5. Bill Belichick's ascension to mastermind status.
It seems like forever and a day ago, but four years ago Belichick was considered a bust as a head coach. He had one winning year in his first six seasons, five with the Browns. In his first year with the Patriots, he finished 5-11. So how has he managed to win three of the last four Super Bowls? I don't know, but I've got a sneaking suspicion Tom Brady had something to do with it.
6. The O.J. murder case.
O.J. plays so much golf, he must think the real killer is a greenskeeper. Talk about a former A-lister who has fallen off the planet. The guy can't even get a Ginzu endorsement.
7. The Kobe-Shaq feud.
Kobe keeps denying it, but most people think he was the one behind the ouster of Phil Jackson and the trade that sent Shaq to the Heat. I have to be honest, I don't know how much clout Kobe has with Lakers owner Jerry Buss. All I know is that Jackson, who wants to be the Lakers' coach again, was spotted last week mowing Kobe's lawn.

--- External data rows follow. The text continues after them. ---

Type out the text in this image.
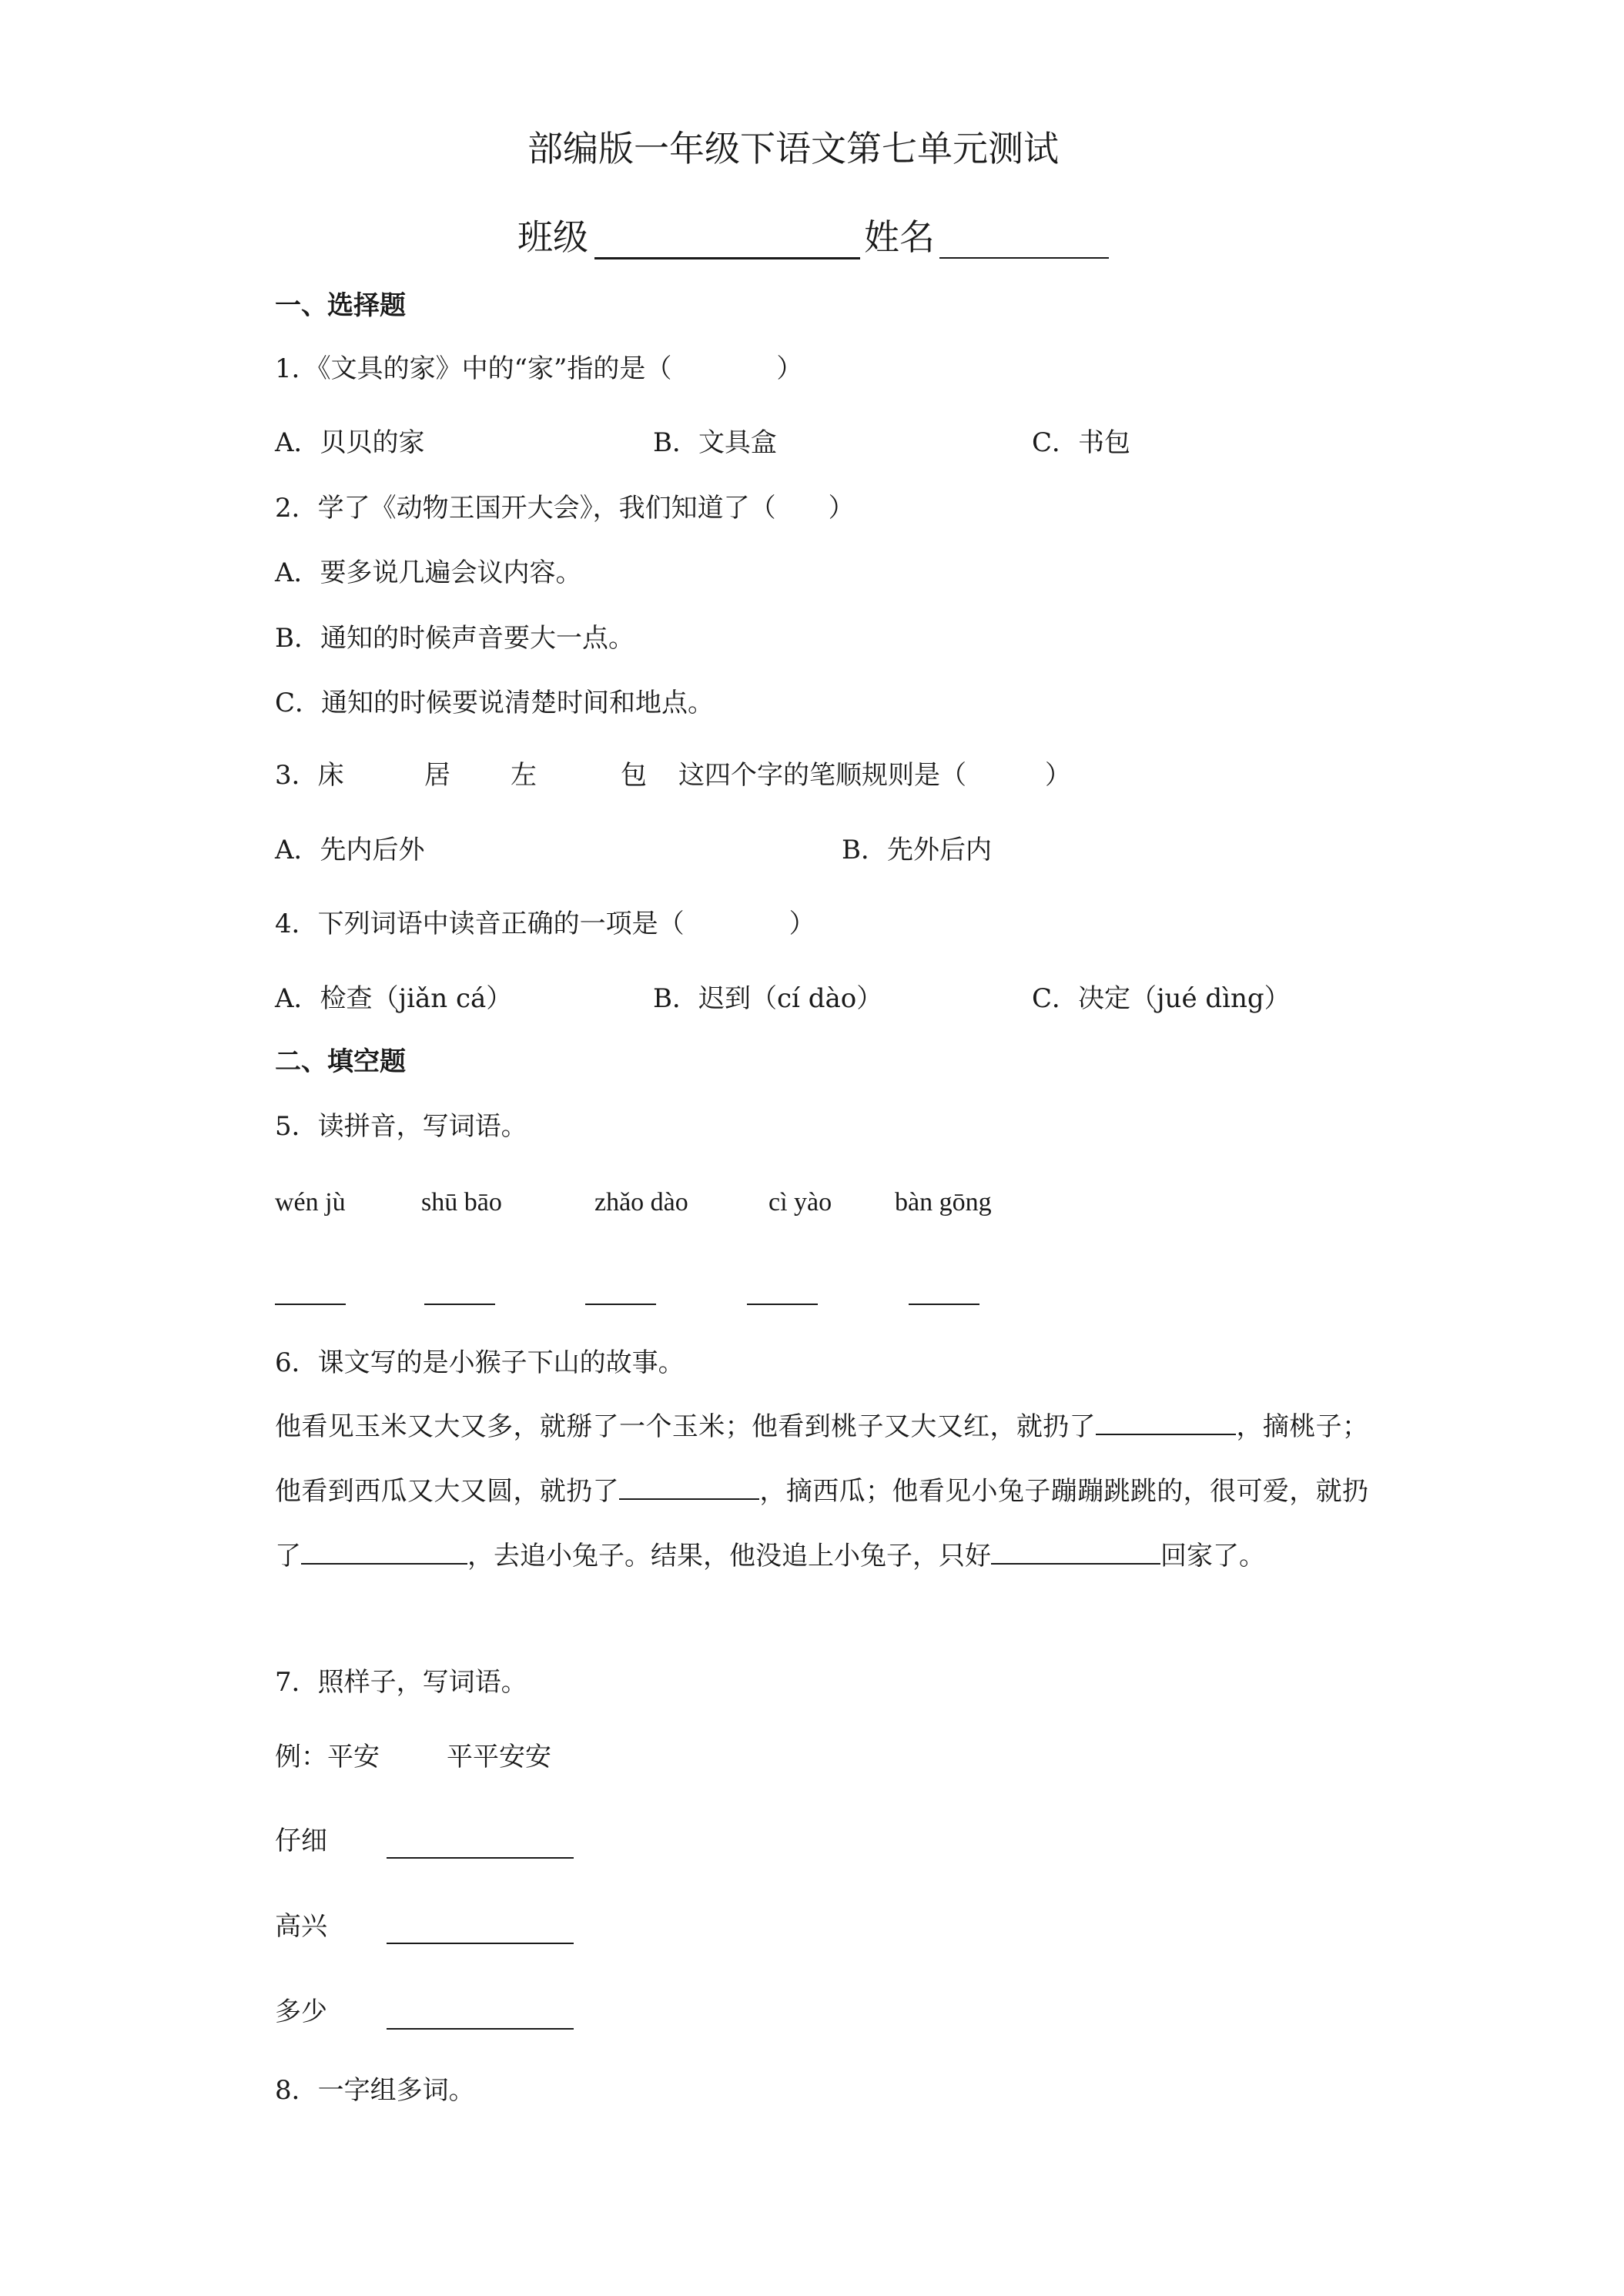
部编版一年级下语文第七单元测试
班级	姓名
一、选择题
1．《文具的家》中的“家”指的是（　　　　）
A．贝贝的家	B．文具盒	C．书包
2．学了《动物王国开大会》，我们知道了（　　）
A．要多说几遍会议内容。
B．通知的时候声音要大一点。
C．通知的时候要说清楚时间和地点。
3．床	居 左	包 这四个字的笔顺规则是（　　　）
A．先内后外	B．先外后内
4．下列词语中读音正确的一项是（　　　　）
A．检查（jiǎn cá）	B．迟到（cí dào）	C．决定（jué dìng）
二、填空题
5．读拼音，写词语。
wén jù	shū bāo	zhǎo dào	cì yào bàn gōng
6．课文写的是小猴子下山的故事。
他看见玉米又大又多，就掰了一个玉米；他看到桃子又大又红，就扔了	，摘桃子；他看到西瓜又大又圆，就扔了	，摘西瓜；他看见小兔子蹦蹦跳跳的，很可爱，就扔了	，去追小兔子。结果，他没追上小兔子，只好	回家了。
7．照样子，写词语。
例：平安	平平安安
仔细
高兴
多少
8．一字组多词。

8. The Barry Bonds steroids controversy.
Bonds admits to doing steroids, but claims he thought it was flaxseed oil. I for one believe him, but only because he's such a warm and sincere kind of guy. How popular is Bonds? Nomar Garciaparra, who was hitting a buck-50 in 14 games when he tore his hamstring, has 100,000 more All-Star votes than he does.
9. Jerry Rice's comeback.
Why would a man soon to be 43, with every receiving record in the book in his hip pocket, attempt a comeback after being waived twice and traded for a seventh-round draft pick? He either loves playing the game or bought way too much stock in Enron.
10. Baseball's dwindling home run totals.
Sports writers are getting all hot and bothered trying to put a finger on where all the home runs went. I've heard everything from global warming to the lukewarm economy cited as reasons. Can't these guys figure it out? There's one reason, and one reason only, why home runs are way down in the big leagues: flaxseed oil.